BRUTUS. No, Cassius, for the eye sees not itself
But by reflection, by some other things.
CASSIUS. 'Tis just;
And it is very much lamented, Brutus,
That you have no such mirrors as will turn
Your hidden worthiness into your eye,
That you might see your shadow. I have heard
Where many of the best respect in Rome—
Except immortal Caesar—speaking of Brutus,
And groaning underneath this age's yoke,
Have wished that noble Brutus had his eyes.
(1.2. 53-64)
Cassius proposes, and Brutus accepts, that it is impossible to see yourself except as reflected in the eyes of others. Self-knowledge can be gained only through the opinions held of you by others, whose opinions in turn are validated by the 'respect' in which they are held . . . The sense of endless regression is underlined by Cassius' imagery, which echoes the discussions of honour by Cicero (in Tusculans 3) and later writers such as Du Vair. For Cicero, true honour is the accurate reflection of virtue, but false honour, popular reputation, is a mere shadow. Cassius' word 'shadow', which hovers between the two meanings, suggests that the distinction is itself a somewhat shadowy one.35
Brutus, in a flash of insight, objects
Into what dangers would you lead me, Cassius,
That you would have me seek into myself
For that which is not in me?
(65-7)
Cassius brushes aside the question; his task is to induce Brutus to abandon his own sense of his 'self, and accept instead the image of Brutus the tyrannicide reflected in Cassius' glass. In the orchard scene we see this process completed, as Brutus is drawn to accept 'the great opinion / That Rome holds of his name' (1. 2. 318-19), as embodied in the cryptic and forged letter which he has to 'piece . . . out' by the light of 'exhalations whizzing in the air' (2. 1.51, 44). It is a wonderfully suggestive image of the corruption of self-knowledge by 'opinion'. From now on Brutus will, as Cassius wishes, have and be governed by 'that opinion of [him]self / Which every noble Roman bears of [him]' (92-3).

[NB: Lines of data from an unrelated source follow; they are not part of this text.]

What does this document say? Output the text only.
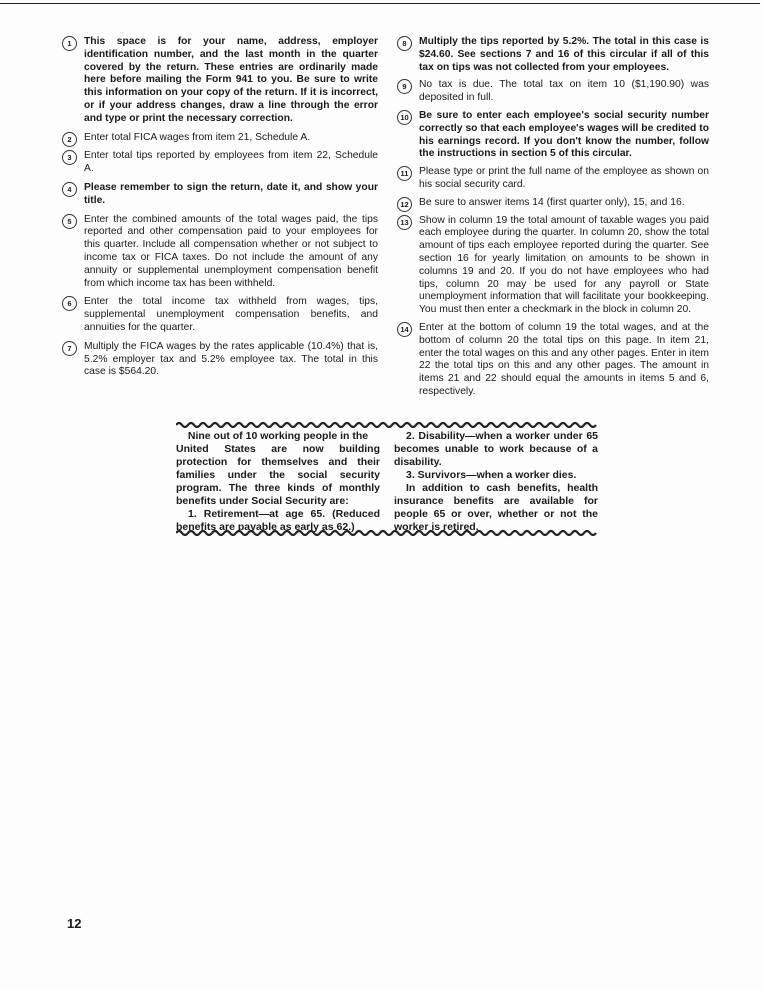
1	This space is for your name, address, employer identification number, and the last month in the quarter covered by the return. These entries are ordinarily made here before mailing the Form 941 to you. Be sure to write this information on your copy of the return. If it is incorrect, or if your address changes, draw a line through the error and type or print the necessary correction.
2	Enter total FICA wages from item 21, Schedule A.
3	Enter total tips reported by employees from item 22, Schedule A.
4	Please remember to sign the return, date it, and show your title.
5	Enter the combined amounts of the total wages paid, the tips reported and other compensation paid to your employees for this quarter. Include all compensation whether or not subject to income tax or FICA taxes. Do not include the amount of any annuity or supplemental unemployment compensation benefit from which income tax has been withheld.
6	Enter the total income tax withheld from wages, tips, supplemental unemployment compensation benefits, and annuities for the quarter.
7	Multiply the FICA wages by the rates applicable (10.4%) that is, 5.2% employer tax and 5.2% employee tax. The total in this case is $564.20.
8	Multiply the tips reported by 5.2%. The total in this case is $24.60. See sections 7 and 16 of this circular if all of this tax on tips was not collected from your employees.
9	No tax is due. The total tax on item 10 ($1,190.90) was deposited in full.
10	Be sure to enter each employee's social security number correctly so that each employee's wages will be credited to his earnings record. If you don't know the number, follow the instructions in section 5 of this circular.
11	Please type or print the full name of the employee as shown on his social security card.
12	Be sure to answer items 14 (first quarter only), 15, and 16.
13	Show in column 19 the total amount of taxable wages you paid each employee during the quarter. In column 20, show the total amount of tips each employee reported during the quarter. See section 16 for yearly limitation on amounts to be shown in columns 19 and 20. If you do not have employees who had tips, column 20 may be used for any payroll or State unemployment information that will facilitate your bookkeeping. You must then enter a checkmark in the block in column 20.
14	Enter at the bottom of column 19 the total wages, and at the bottom of column 20 the total tips on this page. In item 21, enter the total wages on this and any other pages. Enter in item 22 the total tips on this and any other pages. The amount in items 21 and 22 should equal the amounts in items 5 and 6, respectively.
Nine out of 10 working people in the
United States are now building protection for themselves and their families under the social security program. The three kinds of monthly benefits under Social Security are:
1. Retirement—at age 65. (Reduced benefits are payable as early as 62.)
2. Disability—when a worker under 65 becomes unable to work because of a disability.
3. Survivors—when a worker dies.
In addition to cash benefits, health insurance benefits are available for people 65 or over, whether or not the worker is retired.
12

This failure in self-knowledge of the play's most introspective character is symptomatic of a world in which people see their actions most clearly as reflected in the eyes of others. It is not surprising that one of the recurring images is that of the theatre, where characters' performances are judged by an audience: Casca sees Caesar's refusal of the crown as a performance clapped and hissed by the people (1.2. 258-61), and Cassius and Brutus, standing over Caesar's body, speculate how future audiences will respond when the 'lofty scene' is 'acted over' (3. 1. 112-19). The most striking of these images, Brutus' charge to the conspirators to emulate the 'formal constancy' of 'Roman actors', suggests how constancy in this world becomes defined as a form of performance. But the link between constancy and Roman acting, of course, had already been made by Cicero.